Hydrometeorological Institute of Montenegro

Agency overview
- Formed: 20 December 1947
- Headquarters: Podgorica, Montenegro
- Website: www.meteo.co.me

= Hydrometeorological Institute of Montenegro =

Hydrometeorological Institute of Montenegro (Montenegrin: Hidrometeorološki zavod Crne Gore or HMZCG) is the national hydrological and meteorological service of Montenegro.

==History==

The first systematic measuring in free Montenegro was conducted on 1 September 1882 in Podgorica and was organized by Dr. Petar Miljanić. The measuring included basic climate elements, atmospheric temperature, precipitation, humidity, atmospheric pressure and wind direction. At the same time, during 1882, meteorological measuring started in towns of Bar and Ulcinj for the maritime purposes. As of 1887, the measuring also started in the towns of Cetinje and Nikšić, and later on in other urban parts of the Principality of Montenegro. A central meteorological service in Montenegro was established in 1931 and was operational until 1941.

Upon adoption of a Decree on Establishment of Hydrometeorological service in Montenegro, the Hydrometeorological Institute started with operations on 20 December 1947 as a governmental agency.

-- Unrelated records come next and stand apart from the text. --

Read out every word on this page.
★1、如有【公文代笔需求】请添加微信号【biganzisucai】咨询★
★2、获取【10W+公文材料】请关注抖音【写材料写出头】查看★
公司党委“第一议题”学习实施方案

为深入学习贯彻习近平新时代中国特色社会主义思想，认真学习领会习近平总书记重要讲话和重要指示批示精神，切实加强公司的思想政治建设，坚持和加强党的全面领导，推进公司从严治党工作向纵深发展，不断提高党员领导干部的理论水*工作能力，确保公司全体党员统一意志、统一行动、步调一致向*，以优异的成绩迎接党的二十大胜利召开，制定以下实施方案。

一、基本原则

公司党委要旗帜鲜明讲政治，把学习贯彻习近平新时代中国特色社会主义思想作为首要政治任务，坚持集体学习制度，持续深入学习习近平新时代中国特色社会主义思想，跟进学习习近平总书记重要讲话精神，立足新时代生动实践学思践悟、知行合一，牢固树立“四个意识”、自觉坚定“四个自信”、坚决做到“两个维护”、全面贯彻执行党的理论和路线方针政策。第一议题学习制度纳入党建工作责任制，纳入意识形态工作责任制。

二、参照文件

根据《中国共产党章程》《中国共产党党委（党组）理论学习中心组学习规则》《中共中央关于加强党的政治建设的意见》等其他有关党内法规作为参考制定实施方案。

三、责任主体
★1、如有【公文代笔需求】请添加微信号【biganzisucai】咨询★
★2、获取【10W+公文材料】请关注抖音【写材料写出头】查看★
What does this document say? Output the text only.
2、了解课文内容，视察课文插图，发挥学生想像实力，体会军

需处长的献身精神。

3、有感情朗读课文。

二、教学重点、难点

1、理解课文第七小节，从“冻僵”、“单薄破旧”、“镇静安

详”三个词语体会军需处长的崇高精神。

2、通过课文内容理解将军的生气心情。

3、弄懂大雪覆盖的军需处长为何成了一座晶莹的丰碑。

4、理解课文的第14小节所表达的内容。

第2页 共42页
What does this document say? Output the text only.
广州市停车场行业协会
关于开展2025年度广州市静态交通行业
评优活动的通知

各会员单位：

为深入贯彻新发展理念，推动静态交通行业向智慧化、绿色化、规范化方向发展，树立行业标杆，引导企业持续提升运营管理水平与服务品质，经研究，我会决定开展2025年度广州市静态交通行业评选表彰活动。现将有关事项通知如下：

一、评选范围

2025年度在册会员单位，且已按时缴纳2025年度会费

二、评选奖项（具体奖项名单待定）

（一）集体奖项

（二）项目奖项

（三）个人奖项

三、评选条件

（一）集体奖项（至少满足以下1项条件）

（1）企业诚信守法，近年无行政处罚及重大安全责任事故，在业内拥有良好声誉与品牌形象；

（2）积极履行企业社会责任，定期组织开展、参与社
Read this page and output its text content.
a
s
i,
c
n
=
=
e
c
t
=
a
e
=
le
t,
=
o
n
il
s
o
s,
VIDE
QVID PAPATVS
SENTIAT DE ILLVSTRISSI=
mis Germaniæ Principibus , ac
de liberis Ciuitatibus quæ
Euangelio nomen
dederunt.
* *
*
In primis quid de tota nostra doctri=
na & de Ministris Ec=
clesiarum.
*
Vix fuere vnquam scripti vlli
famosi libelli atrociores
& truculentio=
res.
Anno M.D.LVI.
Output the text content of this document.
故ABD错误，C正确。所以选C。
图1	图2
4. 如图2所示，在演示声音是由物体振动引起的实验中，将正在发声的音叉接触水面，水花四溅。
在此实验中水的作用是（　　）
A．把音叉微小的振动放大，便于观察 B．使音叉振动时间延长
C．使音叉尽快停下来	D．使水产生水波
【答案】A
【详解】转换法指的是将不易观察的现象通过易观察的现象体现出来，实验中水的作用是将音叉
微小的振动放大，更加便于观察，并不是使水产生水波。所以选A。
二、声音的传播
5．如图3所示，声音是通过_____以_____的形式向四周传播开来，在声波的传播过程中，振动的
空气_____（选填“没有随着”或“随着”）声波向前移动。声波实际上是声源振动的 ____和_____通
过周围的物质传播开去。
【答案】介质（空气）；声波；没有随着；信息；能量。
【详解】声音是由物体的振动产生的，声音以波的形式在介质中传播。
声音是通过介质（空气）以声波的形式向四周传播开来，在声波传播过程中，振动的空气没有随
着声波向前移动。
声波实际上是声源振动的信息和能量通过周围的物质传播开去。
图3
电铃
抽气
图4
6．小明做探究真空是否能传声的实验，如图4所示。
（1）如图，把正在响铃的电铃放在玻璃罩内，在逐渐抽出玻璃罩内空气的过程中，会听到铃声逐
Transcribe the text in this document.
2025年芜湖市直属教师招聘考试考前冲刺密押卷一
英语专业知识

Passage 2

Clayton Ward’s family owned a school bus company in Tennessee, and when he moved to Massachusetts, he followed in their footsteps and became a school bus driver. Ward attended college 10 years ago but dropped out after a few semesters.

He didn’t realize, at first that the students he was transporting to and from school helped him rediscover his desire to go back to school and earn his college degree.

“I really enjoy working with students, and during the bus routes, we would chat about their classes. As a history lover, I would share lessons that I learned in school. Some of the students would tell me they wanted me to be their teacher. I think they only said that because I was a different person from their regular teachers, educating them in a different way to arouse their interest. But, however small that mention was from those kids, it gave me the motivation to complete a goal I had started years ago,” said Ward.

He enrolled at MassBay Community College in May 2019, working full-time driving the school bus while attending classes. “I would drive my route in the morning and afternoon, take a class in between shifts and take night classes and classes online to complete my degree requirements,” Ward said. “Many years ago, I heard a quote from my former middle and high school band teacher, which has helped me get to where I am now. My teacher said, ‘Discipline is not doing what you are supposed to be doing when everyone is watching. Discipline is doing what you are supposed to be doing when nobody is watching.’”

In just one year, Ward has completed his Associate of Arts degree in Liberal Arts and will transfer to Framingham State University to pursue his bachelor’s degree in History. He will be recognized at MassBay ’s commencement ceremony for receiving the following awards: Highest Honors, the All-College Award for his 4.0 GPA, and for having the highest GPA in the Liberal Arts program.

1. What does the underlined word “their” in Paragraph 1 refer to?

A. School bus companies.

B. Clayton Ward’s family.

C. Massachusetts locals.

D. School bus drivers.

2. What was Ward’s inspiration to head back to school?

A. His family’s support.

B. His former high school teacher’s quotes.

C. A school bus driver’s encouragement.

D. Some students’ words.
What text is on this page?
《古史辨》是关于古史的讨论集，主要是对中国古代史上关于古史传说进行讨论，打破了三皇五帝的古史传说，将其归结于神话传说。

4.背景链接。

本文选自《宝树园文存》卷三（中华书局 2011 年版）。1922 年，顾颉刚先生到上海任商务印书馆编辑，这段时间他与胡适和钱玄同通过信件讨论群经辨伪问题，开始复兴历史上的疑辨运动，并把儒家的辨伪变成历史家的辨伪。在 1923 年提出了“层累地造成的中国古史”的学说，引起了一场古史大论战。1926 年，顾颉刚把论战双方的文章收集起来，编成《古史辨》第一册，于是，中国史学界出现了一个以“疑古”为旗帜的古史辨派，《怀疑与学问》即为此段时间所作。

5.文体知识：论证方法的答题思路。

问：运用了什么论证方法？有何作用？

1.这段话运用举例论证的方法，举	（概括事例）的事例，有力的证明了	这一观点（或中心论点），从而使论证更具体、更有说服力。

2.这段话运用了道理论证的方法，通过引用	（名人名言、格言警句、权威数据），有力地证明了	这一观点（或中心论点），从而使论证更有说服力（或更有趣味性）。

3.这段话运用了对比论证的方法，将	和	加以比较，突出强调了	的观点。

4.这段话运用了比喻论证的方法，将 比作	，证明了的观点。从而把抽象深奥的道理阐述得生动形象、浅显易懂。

Precipitation, maritime, meteorological, climatological, synoptical, agrometeorological and hydrological stations that were controlled by the army fell under the competence of the Hydrometeorological Institute.

Today, the Hydrometeorological Institute of Montenegro (HMZCG) has been organized in four sectors with 114 full-time employees. In the network of stations including 120 meteorological stations, 40 hydrological stations, 36 water quality stations and 17 air quality stations, there are 49 full-time employees, with over 100 part-time observers being engaged in observing, measuring and collecting of meteorological, hydrological and ecological parameters. 65 employees work in expert units of the Institute in Podgorica.